Wenn es nicht noch ein paar zig Meilen wären, könnte man meinen man riecht es schon! Was man sich so alles einbilden kann, nach 18 Tagen auf See. Zum Beispiel hört man gerade Nachts menschliche Stimmen. Viele von den Geräuschen setzt das menschliche Gehirn wohl als Stimmen oder menschliche Laute um! Schon irre! Wir haben es bald geschafft.

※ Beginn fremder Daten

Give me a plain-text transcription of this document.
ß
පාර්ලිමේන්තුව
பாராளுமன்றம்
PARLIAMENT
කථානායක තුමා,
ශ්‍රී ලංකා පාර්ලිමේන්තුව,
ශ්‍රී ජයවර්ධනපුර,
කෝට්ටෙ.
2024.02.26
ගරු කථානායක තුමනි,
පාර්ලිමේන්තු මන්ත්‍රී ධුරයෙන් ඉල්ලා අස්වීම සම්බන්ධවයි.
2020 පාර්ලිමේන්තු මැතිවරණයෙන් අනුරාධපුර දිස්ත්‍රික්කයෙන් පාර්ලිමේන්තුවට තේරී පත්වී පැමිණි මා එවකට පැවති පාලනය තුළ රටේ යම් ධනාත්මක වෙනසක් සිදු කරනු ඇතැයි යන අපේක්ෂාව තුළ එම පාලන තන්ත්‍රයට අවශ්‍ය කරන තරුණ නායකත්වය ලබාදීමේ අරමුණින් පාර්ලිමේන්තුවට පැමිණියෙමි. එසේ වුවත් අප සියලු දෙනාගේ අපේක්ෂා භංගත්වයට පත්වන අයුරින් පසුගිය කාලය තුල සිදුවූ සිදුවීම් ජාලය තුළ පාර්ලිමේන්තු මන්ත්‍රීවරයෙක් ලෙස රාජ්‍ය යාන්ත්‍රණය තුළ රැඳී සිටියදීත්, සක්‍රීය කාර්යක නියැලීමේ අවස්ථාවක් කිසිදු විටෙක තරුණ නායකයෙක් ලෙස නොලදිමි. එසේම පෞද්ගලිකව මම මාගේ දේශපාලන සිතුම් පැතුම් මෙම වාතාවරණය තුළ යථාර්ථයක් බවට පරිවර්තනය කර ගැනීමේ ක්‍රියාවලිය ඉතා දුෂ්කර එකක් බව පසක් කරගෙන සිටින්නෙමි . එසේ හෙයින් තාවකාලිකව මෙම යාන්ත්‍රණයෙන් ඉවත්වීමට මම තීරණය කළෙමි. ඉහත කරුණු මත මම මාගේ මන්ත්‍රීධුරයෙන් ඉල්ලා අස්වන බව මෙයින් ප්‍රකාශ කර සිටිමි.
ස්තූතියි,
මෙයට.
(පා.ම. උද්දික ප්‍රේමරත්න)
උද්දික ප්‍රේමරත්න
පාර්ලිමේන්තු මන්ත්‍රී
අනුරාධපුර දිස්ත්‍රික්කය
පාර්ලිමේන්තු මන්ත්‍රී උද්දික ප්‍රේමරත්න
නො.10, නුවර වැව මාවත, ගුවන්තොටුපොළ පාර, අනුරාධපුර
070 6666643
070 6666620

Wollen den Tag nicht schon vor dem Abend loben, aber es nähert sich das Ende unserer bisher längsten Reise. Resümee wird aber erst nach dem Ankommen gezogen. Drückt uns die Daumen, dass wir ohne Motor und ohne den Kahn irgendwo raufzunageln heil ankommen. Als besonderes Schmankerl gibt es auch noch in Küstennähe die berüchtigten Jangadas. Das sind kleine flache besegelte Fischerboote. Natürlich unbeleuchtet – höchstens befunzelt – und auf dem Radar so gut wie nicht zu sehen. Von AIS natürlich ganz zu schweigen. Die treiben sich so ab der 500m Tiefenlinie rum. Hofffentlich erwischen wir von den Jungs nicht welche. Aber wie immer! Bange machen iss nicht.